In my previous post, I talked about how Voron achieves MVCC. Instead of modifying data in place, we copy the page or pages we want to modify to a scratch buffer and modify that. When the write transaction completes, we are updating a Page Translation Table so any reference to the pages that were modified would go to the right place in the scratch file.
Note, Voron uses mmap files as scratch buffers. I use the term scratch buffer / scratch file to refer to the same thing.
That is all well and good, and if you are familiar with how virtual memory works, this is exactly the model. In effect, every transaction gets a snapshot of the entire database as it was when it was opened. Read transactions don’t modify the data, and are ensured to have a stable snapshot of the database. The write transaction can modify the database freely, without worrying about locking or stepping over other transactions.
This is all pretty simple, and the sole cost that we have when committing the transaction is flushing all the dirty pages to disk, and then making an atomic pointer swap to update the Page Translation Table.
However, that is only part of the job. If all the data modifications happen on the scratch buffer, what is going on with the scratch files?
Voron has a background process that monitors database activity, and based on certain policy (size, time, load factor, etc.) it will routinely write the data from the scratch files to the data file. This is a bit of an involved process because we can’t just do this blindly.
Instead, we start by seeing what is the oldest active transaction that is currently operating. We need to find that out to make sure that we aren’t writing any page that this transaction might visit (thus violating the snapshot isolation of the transaction). Once we have the oldest transaction, we gather all the pages from the Page Translation Table that came from older transactions and write them to the data file. There are a couple of tricks that we use here. It is very frequent for the same page to be modified multiple times (maybe we updated the record several times in different transactions), so we’ll have multiple copies of it. But we don’t actually need to copy all of them, we just need to copy the latest version (up to the oldest active transaction).
The process of copying all the data from the scratch file to the data file can happen concurrently with both read and write transactions. After the flush, we need to update the PTT again (so we open a very short write transactions to do that), and we are done. All the pages that we have copied from the scratch buffer are marked as free and are available for future transactions to use.
Note, however, that we haven’t called fsync on the data file yet. So even though we wrote to the data file, we made a buffered write, which is awesome for performance, but not so much for safety. This is done intentionally, for performance reasons. In my next post, I’ll talk about recovery and safety at length, so I’ll just mention that we fsync the data file once a minute or one once every 2GB or so. The idea is that we give the OS the time to do the actual flush on the background, before we just in and demand that this will happen.
Another problem that we have with the scratch buffer is that, like any memory allocation routine, it has issues. In particular, it has to deal with fragmentation. We use the power of two allocators to reduce fragmentation as much as possible, but certain workloads can fragment the memory in such a way that it is hard / impossible to deal with it. In order to deal with that issue, we keep track on not just the free sections in the scratch buffer, but also on the total amount of used memory. If a request cannot be satisfied by the scratch buffer because of fragmentation, but there is enough free space available, we’ll create a new scratch file and use that as our new scratch. The old one will eventually be freed when all read transactions are over and all the data has been flushed away.
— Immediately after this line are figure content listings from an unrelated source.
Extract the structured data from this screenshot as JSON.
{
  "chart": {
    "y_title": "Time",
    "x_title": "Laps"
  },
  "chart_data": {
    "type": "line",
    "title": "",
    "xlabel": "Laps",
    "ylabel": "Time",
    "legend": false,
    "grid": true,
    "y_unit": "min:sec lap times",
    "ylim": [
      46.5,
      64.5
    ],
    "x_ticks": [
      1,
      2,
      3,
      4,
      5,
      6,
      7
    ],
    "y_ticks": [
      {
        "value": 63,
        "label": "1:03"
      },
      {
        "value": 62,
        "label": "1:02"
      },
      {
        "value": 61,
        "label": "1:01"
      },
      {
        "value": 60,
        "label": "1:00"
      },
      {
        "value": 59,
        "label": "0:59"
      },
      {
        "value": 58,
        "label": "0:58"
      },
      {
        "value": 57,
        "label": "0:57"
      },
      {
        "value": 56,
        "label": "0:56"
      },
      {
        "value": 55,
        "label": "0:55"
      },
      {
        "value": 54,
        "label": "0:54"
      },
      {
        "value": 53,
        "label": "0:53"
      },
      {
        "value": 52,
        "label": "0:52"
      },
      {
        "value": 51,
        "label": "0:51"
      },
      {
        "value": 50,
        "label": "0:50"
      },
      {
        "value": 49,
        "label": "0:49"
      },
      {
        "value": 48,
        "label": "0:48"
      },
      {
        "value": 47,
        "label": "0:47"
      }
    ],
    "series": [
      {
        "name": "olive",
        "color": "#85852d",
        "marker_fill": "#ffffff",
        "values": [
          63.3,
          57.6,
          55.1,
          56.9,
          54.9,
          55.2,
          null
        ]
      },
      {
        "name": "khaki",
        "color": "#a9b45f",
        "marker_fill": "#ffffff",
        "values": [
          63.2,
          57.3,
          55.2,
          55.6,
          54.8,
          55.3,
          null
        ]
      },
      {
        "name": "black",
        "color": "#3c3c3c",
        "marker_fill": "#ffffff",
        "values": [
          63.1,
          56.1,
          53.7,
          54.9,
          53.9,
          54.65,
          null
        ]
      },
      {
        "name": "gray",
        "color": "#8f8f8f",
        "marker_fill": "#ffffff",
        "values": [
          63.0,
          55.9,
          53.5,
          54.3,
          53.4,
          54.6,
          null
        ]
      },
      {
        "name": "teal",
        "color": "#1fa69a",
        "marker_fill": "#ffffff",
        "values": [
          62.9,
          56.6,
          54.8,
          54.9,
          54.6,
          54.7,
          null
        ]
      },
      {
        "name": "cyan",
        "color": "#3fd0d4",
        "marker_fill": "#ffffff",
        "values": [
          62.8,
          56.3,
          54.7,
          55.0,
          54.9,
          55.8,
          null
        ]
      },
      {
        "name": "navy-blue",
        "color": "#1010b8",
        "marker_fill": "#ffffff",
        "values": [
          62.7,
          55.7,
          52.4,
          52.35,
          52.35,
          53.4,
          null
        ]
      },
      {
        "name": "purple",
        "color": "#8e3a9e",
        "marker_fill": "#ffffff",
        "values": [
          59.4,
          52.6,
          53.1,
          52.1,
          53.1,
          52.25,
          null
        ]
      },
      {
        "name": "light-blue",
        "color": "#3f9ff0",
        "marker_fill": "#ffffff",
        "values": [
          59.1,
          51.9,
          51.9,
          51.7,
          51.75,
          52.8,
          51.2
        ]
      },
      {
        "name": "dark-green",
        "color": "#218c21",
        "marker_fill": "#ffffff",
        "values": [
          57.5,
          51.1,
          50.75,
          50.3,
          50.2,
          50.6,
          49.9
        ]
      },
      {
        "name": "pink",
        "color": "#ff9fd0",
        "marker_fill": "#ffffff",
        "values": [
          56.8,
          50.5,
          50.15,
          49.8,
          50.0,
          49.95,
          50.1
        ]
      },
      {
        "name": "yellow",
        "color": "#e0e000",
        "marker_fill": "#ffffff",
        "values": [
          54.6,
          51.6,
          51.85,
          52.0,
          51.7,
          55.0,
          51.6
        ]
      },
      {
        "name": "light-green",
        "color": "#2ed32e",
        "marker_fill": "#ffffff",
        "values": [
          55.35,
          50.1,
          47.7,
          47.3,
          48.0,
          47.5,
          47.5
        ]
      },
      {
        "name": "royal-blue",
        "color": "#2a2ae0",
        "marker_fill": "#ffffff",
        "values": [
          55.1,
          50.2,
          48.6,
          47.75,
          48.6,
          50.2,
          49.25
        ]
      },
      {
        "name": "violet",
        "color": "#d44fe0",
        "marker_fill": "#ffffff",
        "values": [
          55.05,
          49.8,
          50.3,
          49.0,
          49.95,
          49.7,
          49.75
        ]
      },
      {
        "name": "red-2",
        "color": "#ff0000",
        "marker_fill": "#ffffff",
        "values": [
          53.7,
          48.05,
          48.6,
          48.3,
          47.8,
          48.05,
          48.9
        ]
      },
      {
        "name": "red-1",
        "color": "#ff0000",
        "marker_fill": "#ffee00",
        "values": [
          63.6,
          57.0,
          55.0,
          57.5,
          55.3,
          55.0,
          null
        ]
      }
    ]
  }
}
Scratch files are marked as temporary and delete of close, so we don’t actually incur a high I/O cost when we create new ones, and it typically only when we have a very high workload of both reads and writes that we see the need to create new scratch files.This tends to be drastically cheaper than trying to do compaction, and it actually works in all cases, while compaction can fail in many cases.
You might have noticed an issue with the whole system. We can only move pages from the scratch file to the data file if it was modified by a transaction that is older than the oldest current transaction. That means that a long running read transaction can stall the entire process. This typically is only a problem when we are seeing very high write usage as well as very long read transactions, which pushes the envelope on the size of the scratch buffer but at the same time doesn’t allow to clean it.
Indeed, using Voron, you are typically aware on the need to close transactions in a reasonable timeframe. Within RavenDB, there are very few places where a transaction can span a long time (streaming is pretty much the only case in which we’ll allow it, and it is documented that if you have a very long streaming request, that push memory usage on the server up because we can’t clean the transaction). In practice, even transactions that takes multiple minutes are fine under moderate write load, because there is enough capacity to handle it.